Perspektiven schaffen – drogenfrei leben – nachhaltig wirtschaften

Als Gasthelferin in Fleckenbühl

Mitte 2017 konnte ich mit 65 Jahren aus meinem sozialen Beruf in Rente gehen. Zuhause fiel mir nach einer Erholungszeit „die Decke auf den Kopf“. Ich beschäftigte mich mit Lebensgemeinschaften und interessierte mich für die Demeter-Landwirtschaft.

Das Hofgut Fleckenbühl hatte mich schon lange bei Besuchen von Sommerfest und Hofladen beeindruckt. Mit über 100 Menschen ist es die größte Lebensgemeinschaft, die ich bisher besuchte.

Nach einem langen Gespräch mit der Hausleiterin Dagmar Feist konnte ich ein vierwöchiges Praktikum vereinbaren (ohne die Wochenenden). Im April 2018 nahm ich zwei Wochen am „Bootcamp“ teil, der Eingangsphase für die Neuen. Dann lernte ich die Jugendhilfe Leimbach mit der Gärtnerei kennen und danach den Arbeitsbereich Landwirtschaft. In den folgenden Monaten kam ich mehrmals für jeweils einige Tage zur Mitarbeit oder auch zu Veranstaltungen, z.B. zu den Fleckenbühler Tagen, auf den Hof. In der Gärtnerei in Leimbach konnte ich ab und zu tageweise zum Beispiel Pflänzchen umtopfen.

Auf dem Kartoffelfeld, in der Halle beim Sortieren der Kartoffeln, in der Gärtnerei oder abends im „Wohnzimmer“ konnte ich oft in Gespräche kommen. Durch eine Naikan-Woche lernte ich einen neuen Umgang mit meinen Problemen kennen.

Überrascht hat mich, mit welcher Intensität ich mit der Trauer über den „verlorenen“ Teil meiner Kindheit und Jugend in Kontakt kam. Mein Vater (1921 – 1980) war schwer alkohol- und nikotinsüchtig seit dem Krieg. Er kämpfte damit, ohne Hilfe von außen. Als Familie lebten wir zunehmend in Ohnmacht und Isolation wegen seiner unberechenbaren beleidigenden Ausbrüche mit Filmrissen.

Überrascht hat mich auch, wie gut es mir tut, in Fleckenbühl zu sein. Die Zusammenarbeit, die Gespräche, Situationskomik, die wache Aufmerksamkeit, die kluge Hausordnung, die Fürsorge für die Kinder, die gepflegten Mahlzeiten… Ich freue mich, die erste, relativ schnelle körperliche Erholung bei einigen der neu Aufgenommenen zu sehen.
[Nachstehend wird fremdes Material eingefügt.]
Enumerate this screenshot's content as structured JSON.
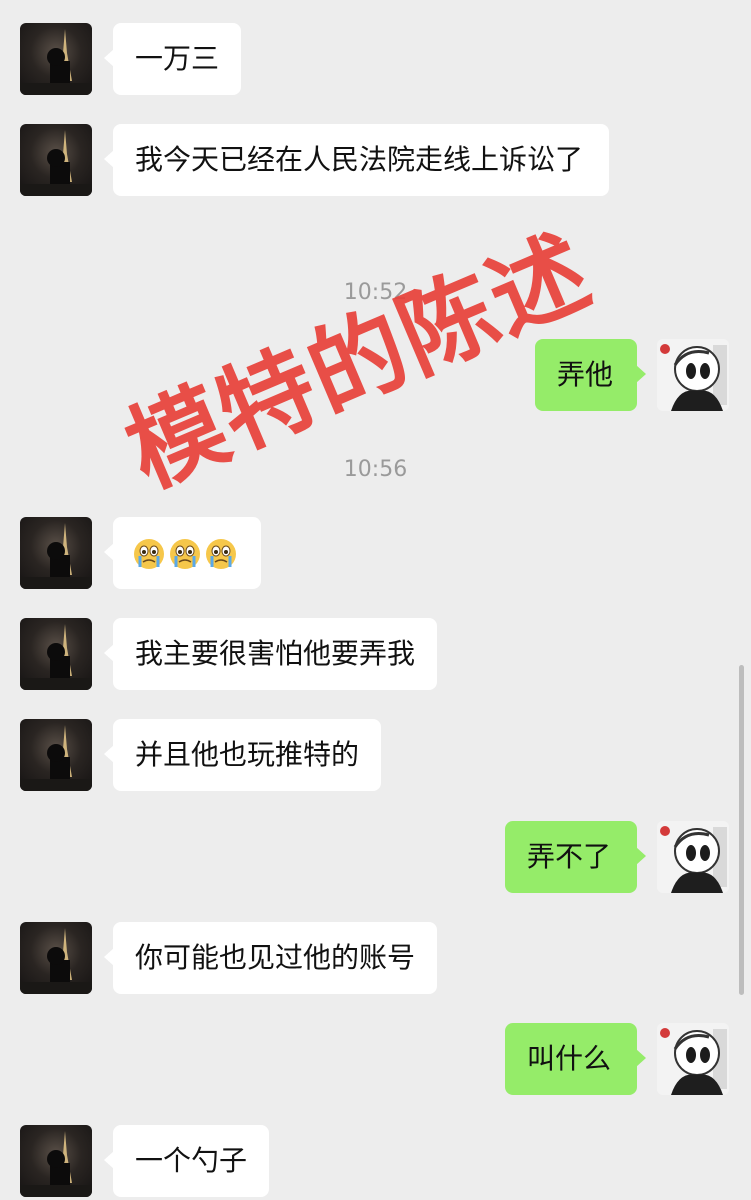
{
  "messages": [
    {
      "side": "left",
      "text": "一万三"
    },
    {
      "side": "left",
      "text": "我今天已经在人民法院走线上诉讼了"
    },
    {
      "time": "10:52"
    },
    {
      "side": "right",
      "text": "弄他"
    },
    {
      "time": "10:56"
    },
    {
      "side": "left",
      "emoji": [
        "cry-face-emoji",
        "cry-face-emoji",
        "cry-face-emoji"
      ]
    },
    {
      "side": "left",
      "text": "我主要很害怕他要弄我"
    },
    {
      "side": "left",
      "text": "并且他也玩推特的"
    },
    {
      "side": "right",
      "text": "弄不了"
    },
    {
      "side": "left",
      "text": "你可能也见过他的账号"
    },
    {
      "side": "right",
      "text": "叫什么"
    },
    {
      "side": "left",
      "text": "一个勺子"
    }
  ],
  "watermark": "模特的陈述",
  "colors": {
    "background": "#ededed",
    "incoming_bubble": "#ffffff",
    "outgoing_bubble": "#95ec69",
    "watermark": "#e8413a",
    "timestamp": "#9a9a9a"
  }
}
Ich freue mich über die durch viele Krisen gewonnene Stärke im Konfliktverhalten und auf der beruflichen Schiene bei denjenigen, die länger nüchtern leben. Wenn ich einige Tage mitgearbeitet habe, brauche ich auch die Teilnahme am Spiel, weil ich natürlich die Alltagskonflikte teilweise mitbekomme. Mit jeder dieser Anstrengungen für das zusammen leben und arbeiten wächst mein Respekt. Ich danke euch für diese Offenheit.

Das Anliegen und die Bereitschaft, jederzeit, Tag und Nacht süchtige Hilfesuchende aufzunehmen und sich um sie zu kümmern, kann nur mit klaren Regeln und Tagesstrukturen funktionieren. Vor allem aber wirkt auch ein sehr starkes Engagement zusammen mit langjähriger Erfahrung.